Medicare changes needed to improve ACO benefits

Based on care patterns among accountable care organization (ACO) beneficiaries, many barriers remain to achieving organizational accountability in Medicare, according to a recent study published in JAMA Internal Medicine.

Researchers, led by J. Michael McWilliams, M.D., Ph.D., from the Department of Health Care Policy, Harvard Medical School in Boston, examined 2010-2011 Medicare claims from 524,246 beneficiaries hypothetically assigned to 145 ACOs prior to the start of the Medicare ACO programs. They measured for stability of patient assignment, leakage of outpatient care, and contract penetration to measure ACO incentives and capacity to manage care, according to the study. They compared estimates by patient complexity, ACO size and the primary care orientation of the ACO specialty mix.

Researchers discovered that 80.4 percent of ACO beneficiaries in 2010 were assigned to the same ACO in 2011, and of those assigned to an ACO in 2010 or 2011, 66 percent were assigned both years. Beneficiaries with fewer conditions and office visits, as well as those in several high-cost categories, were the most common unstable assignments.

Among the ACO-assigned beneficiaries, 8.7 percent of offices visits with a primary care physician occurred at outside of the assigned ACO, along with 66.7 percent of office visits with specialists. Outpatient care leakage was highest among higher-cost beneficiaries and specialty-oriented ACOs. Of Medicare spending on outpatient care billed by ACO doctors, 37.9 percent went to assigned beneficiaries, especially in ACOs with greater primary care orientation, according to the study.
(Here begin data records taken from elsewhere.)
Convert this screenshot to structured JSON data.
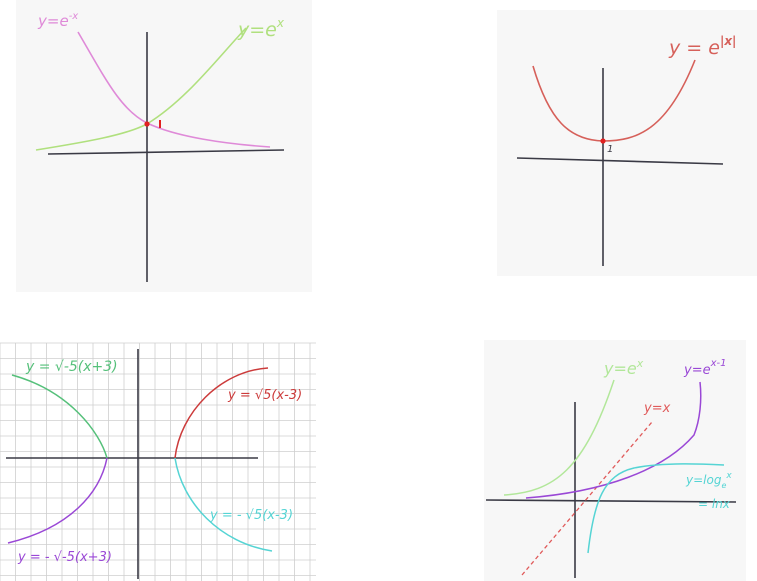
{
  "colors": {
    "axis": "#3a3a45",
    "exp": "#b0e07e",
    "expneg": "#df8ad8",
    "exp_abs": "#d6605a",
    "point": "#e02020",
    "grid": "#cfcfcf",
    "green": "#55c07a",
    "purple": "#9a48d6",
    "red": "#cc3b3b",
    "cyan": "#55d4d4",
    "lightgreen": "#b2e79a",
    "dashed_red": "#e05a5a"
  },
  "panel1": {
    "label_exp_neg": "y=e",
    "label_exp_neg_sup": "-x",
    "label_exp": "y=e",
    "label_exp_sup": "x",
    "intercept_label": "1"
  },
  "panel2": {
    "label": "y = e",
    "label_sup": "|x|",
    "intercept_label": "1"
  },
  "panel3": {
    "label_green": "y = √-5(x+3)",
    "label_red": "y = √5(x-3)",
    "label_cyan": "y = - √5(x-3)",
    "label_purple": "y = - √-5(x+3)"
  },
  "panel4": {
    "label_exp": "y=e",
    "label_exp_sup": "x",
    "label_shift": "y=e",
    "label_shift_sup": "x-1",
    "label_line": "y=x",
    "label_log": "y=log",
    "label_log_sub": "e",
    "label_log_sup": "x",
    "label_ln": "= lnx"
  }
}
These issues create even more challenges for ACOs, according to accompanying commentary published in JAMA Internal Medicine. The Affordable Care Act legislation defining how ACOs receive payment leaves beneficiaries out of the equation and didn't offer incentives to commit to or choose an ACO, author Paul B. Ginsburg, Ph.D., argues. This could severely undermine the potential to improve care and control costs, according to Ginsburg.

For ACO models to be effective, the industry needs complementary Medicare reforms, Ginsburg writes, including "revamping the Medicare benefit structure to unify Part A and Part B benefits and provide protection against catastrophic expenses, as well as rules to prevent supplemental insurance from offsetting all patient cost sharing."

The American Hospital Association is lobbying the Centers for Medicare & Medicaid Services to back off on some of the requirements of its Medicare Shared Savings ACO program, saying the current rules place too much financial risk on providers without offering them enough financial rewards, FierceHealthFinance reported.